When that sunny Monday morning of my baby’s birthday arrived and I stood in a puddle of my fluids, my aunt shuffled me to the car. She drove like a mad woman, weaving around buses, cars, pedestrians to get me to the hospital. She stood by my side, covering my hand with hers, blanketing my forehead in wet towels, urging me to push and breathe. Five hours later, when I pushed my baby out into the world into the arms of a waiting doctor, I cried. I already missed her.
I feared for her life without me.
I wailed when the doctor handed her to me all slick and innocent. I kissed her slippery face and smoothed her dark hair, loving her before the nagging moment when the joy of this precious baby would be sucked from my life forever. My aunt wept along with me, stroking my hair and cradling me as I stared into those unfocused eyes and fell in love with my baby girl. Aunt Marie and I cradled her tiny fingers. She wriggled. Our souls connected.
I prayed that God would help ease the blow for the couple waiting on their new baby because no way in hell was I handing her over to anyone.
My life corkscrewed out in front of me, going off in a tangent far removed from the life I envisioned I’d be living with Olivia one day. I kept telling myself as the weeks turned into months and then finally into a year when my daughter, Ayla, blew out her first birthday candle, that one day I’d get back to her and confess the whole messed up story. I’d tell her everything because time healed all wounds, even ones created out of dark secrets.
I’d introduce my baby to her father and he’d rescind on his idea that aborting her would’ve been the best choice for us. He would take one look at his beautiful girl and hug her and cry for time wasted. He’d blame me and forget he ever told me to abort her. He’d fault me for keeping such a gift from him that whole time.
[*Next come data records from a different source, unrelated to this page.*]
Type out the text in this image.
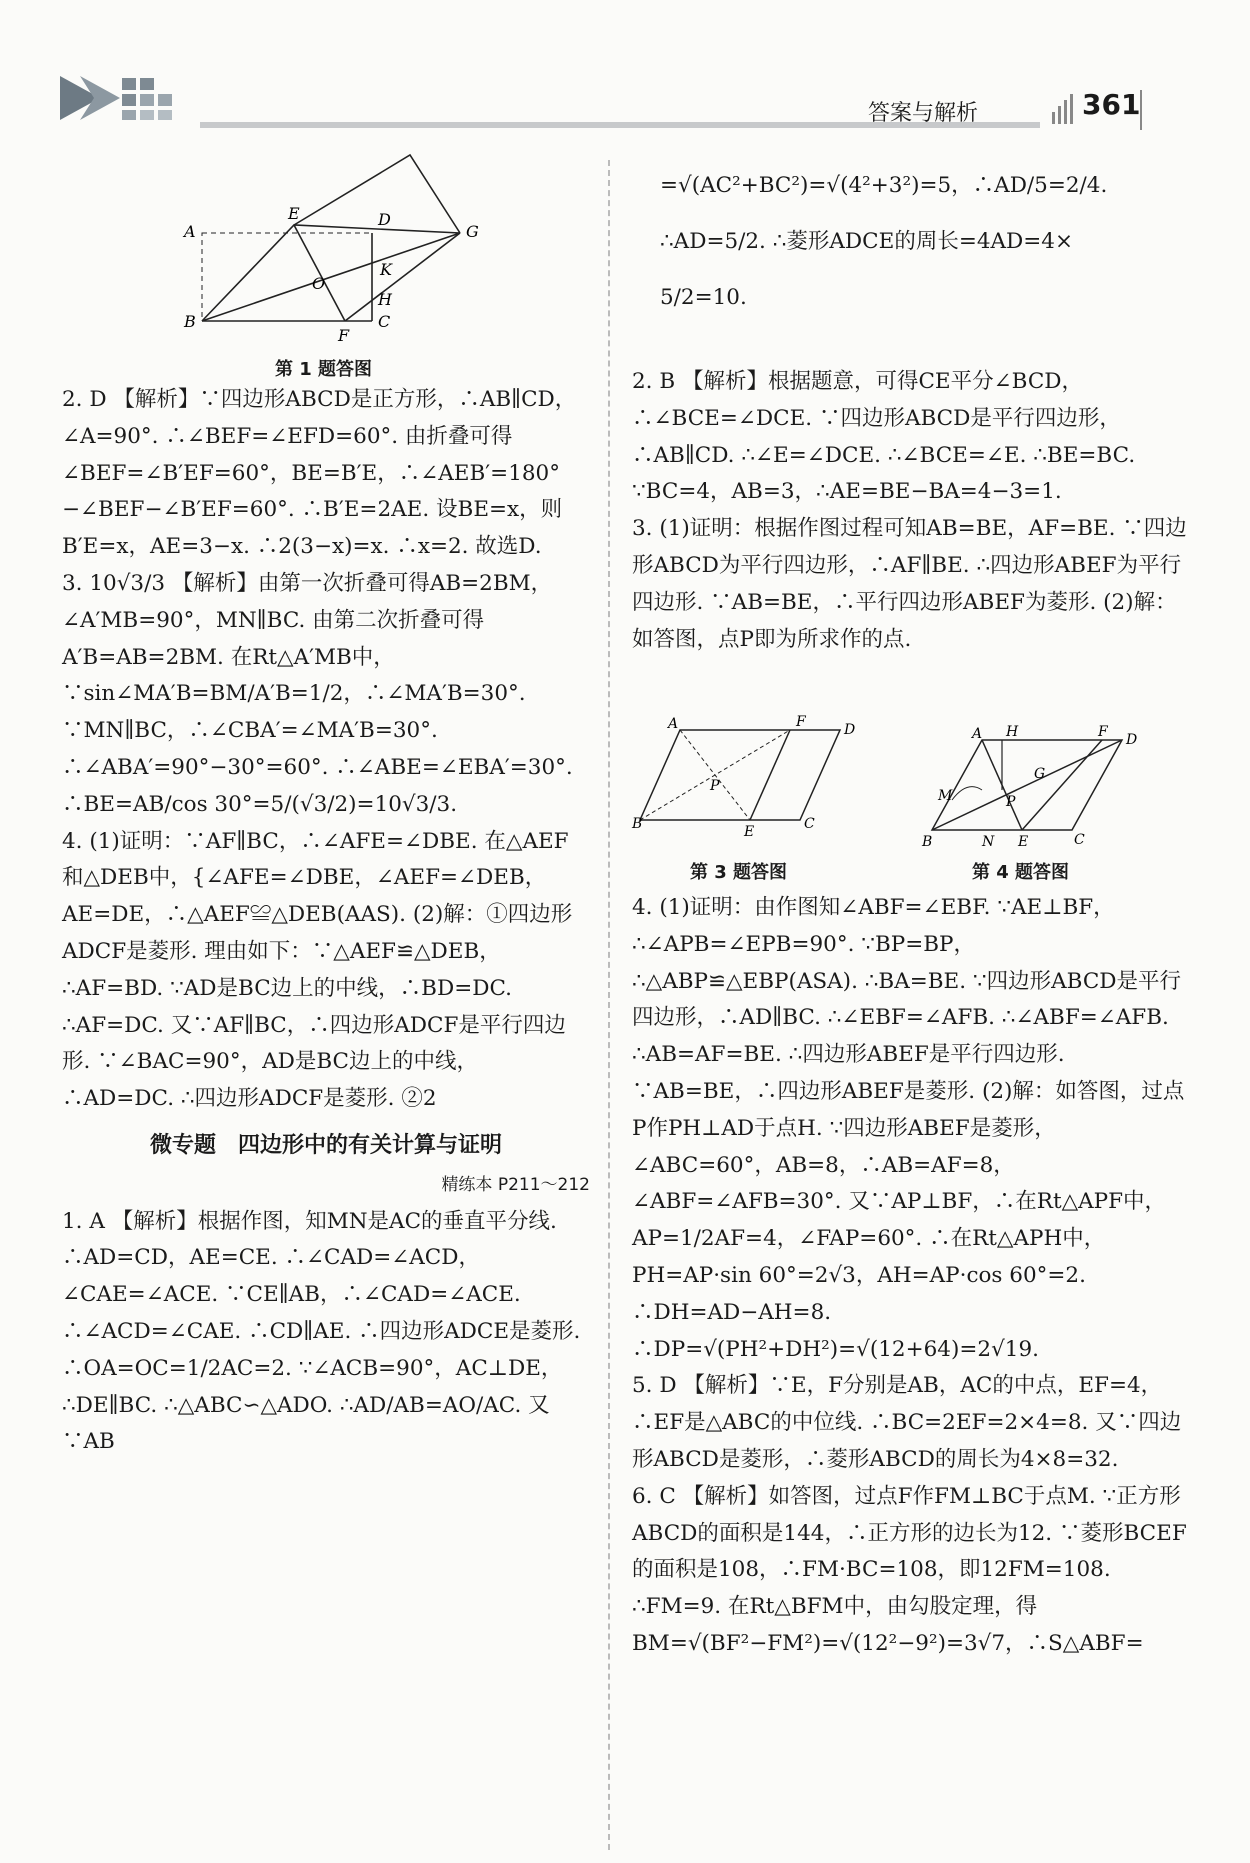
答案与解析	361
A
E	D
G
B
F
C
K
H
O
第 1 题答图

2. D 【解析】∵四边形ABCD是正方形，∴AB∥CD，∠A=90°. ∴∠BEF=∠EFD=60°. 由折叠可得∠BEF=∠B′EF=60°，BE=B′E，∴∠AEB′=180°−∠BEF−∠B′EF=60°. ∴B′E=2AE. 设BE=x，则B′E=x，AE=3−x. ∴2(3−x)=x. ∴x=2. 故选D.

3. 10√3/3 【解析】由第一次折叠可得AB=2BM，∠A′MB=90°，MN∥BC. 由第二次折叠可得A′B=AB=2BM. 在Rt△A′MB中，∵sin∠MA′B=BM/A′B=1/2，∴∠MA′B=30°. ∵MN∥BC，∴∠CBA′=∠MA′B=30°. ∴∠ABA′=90°−30°=60°. ∴∠ABE=∠EBA′=30°. ∴BE=AB/cos 30°=5/(√3/2)=10√3/3.

4. (1)证明：∵AF∥BC，∴∠AFE=∠DBE. 在△AEF和△DEB中，{∠AFE=∠DBE，∠AEF=∠DEB，AE=DE，∴△AEF≌△DEB(AAS). (2)解：①四边形ADCF是菱形. 理由如下：∵△AEF≌△DEB，∴AF=BD. ∵AD是BC边上的中线，∴BD=DC. ∴AF=DC. 又∵AF∥BC，∴四边形ADCF是平行四边形. ∵∠BAC=90°，AD是BC边上的中线，∴AD=DC. ∴四边形ADCF是菱形. ②2

微专题　四边形中的有关计算与证明

精练本 P211～212

1. A 【解析】根据作图，知MN是AC的垂直平分线. ∴AD=CD，AE=CE. ∴∠CAD=∠ACD，∠CAE=∠ACE. ∵CE∥AB，∴∠CAD=∠ACE. ∴∠ACD=∠CAE. ∴CD∥AE. ∴四边形ADCE是菱形. ∴OA=OC=1/2AC=2. ∵∠ACB=90°，AC⊥DE，∴DE∥BC. ∴△ABC∽△ADO. ∴AD/AB=AO/AC. 又∵AB

=√(AC²+BC²)=√(4²+3²)=5，∴AD/5=2/4.

∴AD=5/2. ∴菱形ADCE的周长=4AD=4×

5/2=10.

2. B 【解析】根据题意，可得CE平分∠BCD，∴∠BCE=∠DCE. ∵四边形ABCD是平行四边形，∴AB∥CD. ∴∠E=∠DCE. ∴∠BCE=∠E. ∴BE=BC. ∵BC=4，AB=3，∴AE=BE−BA=4−3=1.

3. (1)证明：根据作图过程可知AB=BE，AF=BE. ∵四边形ABCD为平行四边形，∴AF∥BE. ∴四边形ABEF为平行四边形. ∵AB=BE，∴平行四边形ABEF为菱形. (2)解：如答图，点P即为所求作的点.

A	F	D
B	E	C
P
A H	F D
B	N E	C
M	P
G
第 3 题答图	第 4 题答图

4. (1)证明：由作图知∠ABF=∠EBF. ∵AE⊥BF，∴∠APB=∠EPB=90°. ∵BP=BP，∴△ABP≌△EBP(ASA). ∴BA=BE. ∵四边形ABCD是平行四边形，∴AD∥BC. ∴∠EBF=∠AFB. ∴∠ABF=∠AFB. ∴AB=AF=BE. ∴四边形ABEF是平行四边形. ∵AB=BE，∴四边形ABEF是菱形. (2)解：如答图，过点P作PH⊥AD于点H. ∵四边形ABEF是菱形，∠ABC=60°，AB=8，∴AB=AF=8，∠ABF=∠AFB=30°. 又∵AP⊥BF，∴在Rt△APF中，AP=1/2AF=4，∠FAP=60°. ∴在Rt△APH中，PH=AP·sin 60°=2√3，AH=AP·cos 60°=2. ∴DH=AD−AH=8. ∴DP=√(PH²+DH²)=√(12+64)=2√19.

5. D 【解析】∵E，F分别是AB，AC的中点，EF=4，∴EF是△ABC的中位线. ∴BC=2EF=2×4=8. 又∵四边形ABCD是菱形，∴菱形ABCD的周长为4×8=32.

6. C 【解析】如答图，过点F作FM⊥BC于点M. ∵正方形ABCD的面积是144，∴正方形的边长为12. ∵菱形BCEF的面积是108，∴FM·BC=108，即12FM=108. ∴FM=9. 在Rt△BFM中，由勾股定理，得BM=√(BF²−FM²)=√(12²−9²)=3√7，∴S△ABF=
I’d take the blow for Ayla.
As the years passed, I could only assume that Olivia probably hated me for not attempting to contact her. I prayed that she didn’t view me as a spoiled brat starring in off-Broadway plays and allowing money and fame to consume my every waking moment. I hoped that she didn’t envision my life to be one filled with caviar, fine champagne, a dazzling beauty nestled into the crook of my arm, attending one lavish party after another, ending the day spread eagle in a pile of my money, laughing, giddy with selfish pride over my artistic luck.